Series Overview
This series applies data science techniques to understand the U.S. Congress through legislative data. From web scraping congressional records to building machine learning models for policy classification, we explore how data can illuminate the patterns and priorities of American democracy.
What You’ll Learn
- Web scraping techniques: Extracting legislative data from Congress.gov responsibly and systematically
- Exploratory data analysis: Uncovering patterns in bill introductions, committee activity, and voting behavior
- Text classification: Using machine learning to automatically categorize legislative content
- Political data visualization: Creating clear, informative charts that reveal legislative trends
- Data ethics: Respecting rate limits and building reproducible research workflows
The Journey
Exploring the 117th U.S. Congress establishes the data foundation through comprehensive web scraping and exploratory analysis. Learn how bills move through the legislative process, which parties introduce what types of legislation, and how success rates vary across policy areas.

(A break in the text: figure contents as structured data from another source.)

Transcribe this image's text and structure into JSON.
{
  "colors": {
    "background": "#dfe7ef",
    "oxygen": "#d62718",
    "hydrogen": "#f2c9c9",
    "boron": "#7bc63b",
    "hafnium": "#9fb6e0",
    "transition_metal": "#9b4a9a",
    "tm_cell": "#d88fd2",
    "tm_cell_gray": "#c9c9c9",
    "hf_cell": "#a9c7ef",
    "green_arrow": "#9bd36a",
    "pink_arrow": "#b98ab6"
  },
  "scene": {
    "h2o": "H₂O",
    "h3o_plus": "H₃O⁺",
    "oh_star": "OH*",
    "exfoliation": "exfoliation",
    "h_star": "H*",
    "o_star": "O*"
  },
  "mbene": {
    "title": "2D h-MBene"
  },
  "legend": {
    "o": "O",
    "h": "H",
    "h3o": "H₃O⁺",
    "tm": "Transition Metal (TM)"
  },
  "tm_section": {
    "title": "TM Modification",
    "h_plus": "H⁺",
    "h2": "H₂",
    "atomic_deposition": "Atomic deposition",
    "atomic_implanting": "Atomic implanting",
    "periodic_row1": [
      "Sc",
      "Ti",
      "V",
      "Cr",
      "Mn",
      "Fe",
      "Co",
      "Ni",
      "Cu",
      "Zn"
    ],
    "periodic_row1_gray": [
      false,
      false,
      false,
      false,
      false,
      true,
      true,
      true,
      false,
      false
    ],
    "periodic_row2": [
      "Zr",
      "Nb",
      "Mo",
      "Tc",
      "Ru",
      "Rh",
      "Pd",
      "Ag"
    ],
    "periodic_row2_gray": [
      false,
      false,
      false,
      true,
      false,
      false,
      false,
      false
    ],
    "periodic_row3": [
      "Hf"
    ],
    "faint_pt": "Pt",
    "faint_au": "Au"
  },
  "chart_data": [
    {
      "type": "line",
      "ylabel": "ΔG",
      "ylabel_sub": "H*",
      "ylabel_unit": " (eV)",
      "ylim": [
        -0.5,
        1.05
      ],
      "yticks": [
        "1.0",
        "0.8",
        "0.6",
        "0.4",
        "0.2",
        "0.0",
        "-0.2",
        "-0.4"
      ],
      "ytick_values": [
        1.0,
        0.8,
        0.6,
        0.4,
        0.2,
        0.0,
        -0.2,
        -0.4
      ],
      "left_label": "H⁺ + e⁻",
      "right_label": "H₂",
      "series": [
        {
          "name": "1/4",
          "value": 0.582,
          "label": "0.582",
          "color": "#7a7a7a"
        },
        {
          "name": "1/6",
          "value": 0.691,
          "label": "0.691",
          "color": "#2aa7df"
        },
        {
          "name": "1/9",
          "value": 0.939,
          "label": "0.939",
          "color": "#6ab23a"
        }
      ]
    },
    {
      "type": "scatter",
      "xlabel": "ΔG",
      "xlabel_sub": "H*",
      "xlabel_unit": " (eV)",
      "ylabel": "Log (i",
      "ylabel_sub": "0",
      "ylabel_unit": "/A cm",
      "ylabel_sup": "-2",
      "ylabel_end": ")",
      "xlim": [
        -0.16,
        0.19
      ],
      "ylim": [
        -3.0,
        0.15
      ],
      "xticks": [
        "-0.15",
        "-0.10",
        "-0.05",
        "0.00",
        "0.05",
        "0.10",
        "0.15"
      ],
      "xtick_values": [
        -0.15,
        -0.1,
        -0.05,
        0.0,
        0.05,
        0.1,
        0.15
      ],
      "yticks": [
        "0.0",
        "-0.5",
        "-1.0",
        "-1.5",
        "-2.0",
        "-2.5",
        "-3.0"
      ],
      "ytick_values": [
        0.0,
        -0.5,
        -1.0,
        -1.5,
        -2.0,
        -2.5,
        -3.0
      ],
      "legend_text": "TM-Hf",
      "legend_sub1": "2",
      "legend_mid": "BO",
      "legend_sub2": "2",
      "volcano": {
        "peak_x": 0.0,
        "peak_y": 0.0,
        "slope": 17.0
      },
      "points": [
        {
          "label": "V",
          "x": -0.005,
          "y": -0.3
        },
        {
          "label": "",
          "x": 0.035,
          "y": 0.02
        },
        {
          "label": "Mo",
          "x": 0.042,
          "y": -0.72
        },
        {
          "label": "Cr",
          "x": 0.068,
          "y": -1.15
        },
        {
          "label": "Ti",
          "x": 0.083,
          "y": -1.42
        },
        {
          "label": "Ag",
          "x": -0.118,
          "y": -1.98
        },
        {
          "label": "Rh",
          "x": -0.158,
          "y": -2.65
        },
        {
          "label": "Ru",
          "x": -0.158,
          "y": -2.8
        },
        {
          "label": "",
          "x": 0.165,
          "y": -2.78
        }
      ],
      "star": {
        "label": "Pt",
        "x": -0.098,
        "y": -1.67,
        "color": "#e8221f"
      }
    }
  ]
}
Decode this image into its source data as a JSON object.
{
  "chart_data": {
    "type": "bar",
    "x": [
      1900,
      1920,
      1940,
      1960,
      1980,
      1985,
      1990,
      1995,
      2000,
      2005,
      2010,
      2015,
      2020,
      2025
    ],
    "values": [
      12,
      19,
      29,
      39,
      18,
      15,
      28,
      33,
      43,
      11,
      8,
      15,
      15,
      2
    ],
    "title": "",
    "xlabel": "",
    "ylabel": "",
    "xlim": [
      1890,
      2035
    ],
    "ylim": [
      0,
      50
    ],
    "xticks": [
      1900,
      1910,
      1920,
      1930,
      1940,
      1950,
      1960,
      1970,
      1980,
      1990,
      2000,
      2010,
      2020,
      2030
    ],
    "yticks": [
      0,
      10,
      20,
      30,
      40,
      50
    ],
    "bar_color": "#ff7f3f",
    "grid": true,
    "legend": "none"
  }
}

Congressional Bill Policy Area Classification applies machine learning to automatically categorize bills by policy area. Using 48,000+ bills from three Congresses, we build baseline models that can distinguish between healthcare, defense, economics, and other policy domains.
Technical Skills
This series demonstrates practical data science workflows:
- Web scraping: BeautifulSoup, Selenium, and respectful crawling practices
- Data processing: Cleaning and structuring legislative records for analysis
- Visualization: Interactive charts with Plotly for exploring political patterns
- Text processing: TF-IDF vectorization and feature engineering for political text
- Machine learning: Baseline models (Naive Bayes, Logistic Regression, XGBoost) for classification
Real-World Applications
These techniques enable broader applications in:
- Civic technology: Building tools that help citizens understand legislation
- Political research: Quantitative analysis of legislative behavior and priorities
- Journalism: Data-driven reporting on congressional activity and trends
- Government transparency: Making legislative processes more accessible through data
Broader Context
Understanding congressional data provides insights into:
- How democratic institutions function in practice
- The relationship between political rhetoric and actual legislative activity
- Temporal patterns in policy priorities and partisan behavior
- The mechanics of how bills become laws (or don’t)
Future Directions
This foundation enables more advanced analyses:
- Predictive modeling of bill success based on text content and metadata
- Network analysis of co-sponsorship patterns and political alliances
- Geographic analysis linking legislation to district characteristics
- Sentiment analysis of legislative language over time
Perfect for data scientists interested in civic applications, political researchers seeking quantitative methods, or anyone curious about applying machine learning to understand democratic processes.